Keeping up with the times, background investigators have now added a few questions to their checklist to proactively protect a department's image, such as, "Could there be anything on the Internet you have posted that you need to declare?"
This question has come up several times recently when discussing police applicant background investigations. Granted, it should go without saying, but here goes. The point is that you should now expect background investigators to check out your presence on "social networking" Websites. Yes, that's right. So think twice before you put something stupid out there in cyberspace.
Social Networking Sites
I'm not going to name any one in particular, but you know which Websites I'm talking about. There's a plethora out there. Some are generic, while some focus on specific interests and locations. Matters not; the investigators are going to find them and anything you said or wrote that is totally stupid.
The old school investigators used to get their hands on your high school annual to read about your youthful exploits. Being voted the "most likely to be incarcerated" will not get bonus points with the civil service board. But now what they'll be reading has been authored by you, not classmates.
Now, there are high-tech investigations going on with several of the social networking Websites. Most offer assistance to law enforcement. Egad! Some tricky investigator may even have a stealth site just to check you out. One cannot consider this a joke or youthful prank. Just remember if we can find it, so can others. Say if you are hired and somebody wants to create some reverse problems for you since you are now the fuzz. If you posted it and all of the nonsense, you'll reap what you sow.
Am I against these sites? No, I am not by any means. In fact, I post on one myself for professional reasons. But I am guarded about the information I provide because whatever I place there, all - and I mean all - can see it somehow or other.
I would be wary of posting party photos or referencing gang affiliations, youthful indiscretions, or any mention of your sex, drugs, and rock n' roll exploits. Remember here you are trying to obtain employment with a law enforcement agency, not get recruited by a rock band.
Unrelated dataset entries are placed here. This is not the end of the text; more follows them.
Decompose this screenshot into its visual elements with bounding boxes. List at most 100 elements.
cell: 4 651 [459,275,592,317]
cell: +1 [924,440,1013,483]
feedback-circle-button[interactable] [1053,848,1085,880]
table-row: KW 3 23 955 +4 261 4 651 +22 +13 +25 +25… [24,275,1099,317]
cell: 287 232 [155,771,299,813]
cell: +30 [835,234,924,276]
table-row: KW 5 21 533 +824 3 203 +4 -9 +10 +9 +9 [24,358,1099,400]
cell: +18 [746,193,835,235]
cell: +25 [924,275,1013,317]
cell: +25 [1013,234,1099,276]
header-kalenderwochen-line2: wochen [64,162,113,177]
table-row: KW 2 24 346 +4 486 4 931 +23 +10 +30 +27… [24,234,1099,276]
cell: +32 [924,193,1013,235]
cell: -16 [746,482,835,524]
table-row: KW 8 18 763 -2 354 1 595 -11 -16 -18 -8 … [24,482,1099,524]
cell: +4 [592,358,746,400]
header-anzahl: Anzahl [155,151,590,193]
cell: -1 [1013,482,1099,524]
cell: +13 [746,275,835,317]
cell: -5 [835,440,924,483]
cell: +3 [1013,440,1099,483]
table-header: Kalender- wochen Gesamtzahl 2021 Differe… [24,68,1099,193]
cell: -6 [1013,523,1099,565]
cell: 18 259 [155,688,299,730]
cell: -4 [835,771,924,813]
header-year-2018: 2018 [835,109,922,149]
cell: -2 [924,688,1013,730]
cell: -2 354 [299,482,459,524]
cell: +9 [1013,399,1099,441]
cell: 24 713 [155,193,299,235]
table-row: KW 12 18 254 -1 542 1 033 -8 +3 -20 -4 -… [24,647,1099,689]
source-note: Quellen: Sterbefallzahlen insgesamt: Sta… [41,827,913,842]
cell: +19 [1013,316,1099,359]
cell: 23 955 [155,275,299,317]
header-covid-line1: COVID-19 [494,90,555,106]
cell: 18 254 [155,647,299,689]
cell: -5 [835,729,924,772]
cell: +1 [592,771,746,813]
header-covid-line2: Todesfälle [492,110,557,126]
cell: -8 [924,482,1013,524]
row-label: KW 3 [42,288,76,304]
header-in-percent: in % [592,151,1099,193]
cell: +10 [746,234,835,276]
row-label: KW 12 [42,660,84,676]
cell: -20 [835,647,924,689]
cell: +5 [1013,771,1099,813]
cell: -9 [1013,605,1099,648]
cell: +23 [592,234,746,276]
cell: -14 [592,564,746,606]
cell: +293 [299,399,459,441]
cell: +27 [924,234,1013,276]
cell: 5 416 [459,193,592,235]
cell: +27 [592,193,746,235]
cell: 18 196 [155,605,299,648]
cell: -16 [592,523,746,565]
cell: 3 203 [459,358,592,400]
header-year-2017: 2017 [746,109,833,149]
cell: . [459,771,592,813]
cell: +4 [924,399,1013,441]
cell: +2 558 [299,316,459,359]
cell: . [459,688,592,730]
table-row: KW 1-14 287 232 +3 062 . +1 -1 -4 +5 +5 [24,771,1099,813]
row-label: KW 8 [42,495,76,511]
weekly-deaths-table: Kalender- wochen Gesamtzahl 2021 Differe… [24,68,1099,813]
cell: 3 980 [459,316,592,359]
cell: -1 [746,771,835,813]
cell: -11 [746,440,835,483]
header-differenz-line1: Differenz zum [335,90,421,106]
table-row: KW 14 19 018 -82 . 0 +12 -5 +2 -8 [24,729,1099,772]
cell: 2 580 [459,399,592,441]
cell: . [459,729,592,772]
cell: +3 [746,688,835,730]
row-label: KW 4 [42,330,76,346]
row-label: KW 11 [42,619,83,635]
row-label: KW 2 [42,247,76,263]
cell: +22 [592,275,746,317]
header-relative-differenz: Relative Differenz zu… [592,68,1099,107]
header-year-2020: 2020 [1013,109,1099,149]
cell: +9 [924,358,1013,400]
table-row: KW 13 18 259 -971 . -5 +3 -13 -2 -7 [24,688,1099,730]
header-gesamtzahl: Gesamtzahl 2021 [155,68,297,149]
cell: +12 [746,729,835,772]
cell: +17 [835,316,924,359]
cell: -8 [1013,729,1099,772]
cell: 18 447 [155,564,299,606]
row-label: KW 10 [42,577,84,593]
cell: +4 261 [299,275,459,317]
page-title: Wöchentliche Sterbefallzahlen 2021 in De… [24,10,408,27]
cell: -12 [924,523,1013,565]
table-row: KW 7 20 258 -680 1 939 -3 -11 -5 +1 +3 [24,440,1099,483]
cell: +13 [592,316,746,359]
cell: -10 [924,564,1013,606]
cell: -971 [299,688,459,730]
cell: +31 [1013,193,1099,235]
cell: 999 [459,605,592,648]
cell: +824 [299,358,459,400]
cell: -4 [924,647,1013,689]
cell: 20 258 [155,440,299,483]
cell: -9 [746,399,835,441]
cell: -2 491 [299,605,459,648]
The point here is it's a fact that the current generation of applicants is actively participating in Internet networking - which is fine. I think it is awesome to reunite with pals or keep up with long distance friends. I just chatted with a colleague of mine in Iraq. But, think about what you are posting. If your mother or priest cannot see it without coming after you, don't do it. Your employment future could be at stake.
More Ink Issues
The other day an esteemed colleague of mine who is a gang investigator told me this story. It seems that a recruit had some questionable ink (tattoos) on his body that raised the ire of the academy staff. The recruit stated that the tats did not mean what the academy staff thought they meant. It was a youthful indiscretion, no harm done.
Then the colleague of mine was brought in to read the tattoos and give his definitions of what they meant. Bottom line, the soon to be ex-recruit was at the minimum a former gang member.
I have told you in previous columns about tattoos and police work. Some places don't allow them if they are visible at all. Others may and the policy continues to change. What is more worrisome is the symbols. You may know what they mean and it could be harmless, but how Mr. and Mrs. Average Citizen see them is often the litmus test. No, I am not anti-tattoos - I have several of my own. Just be considerate of the type, placement, and what the repercussions may be.
Let's face it; it is difficult to get that job you want in law enforcement. My goal is to keep the good stream of applicants flowing to their dream and my profession. What I do not want is for you, during one momentary lapse of reasoning, to blow your chances of getting that dream job.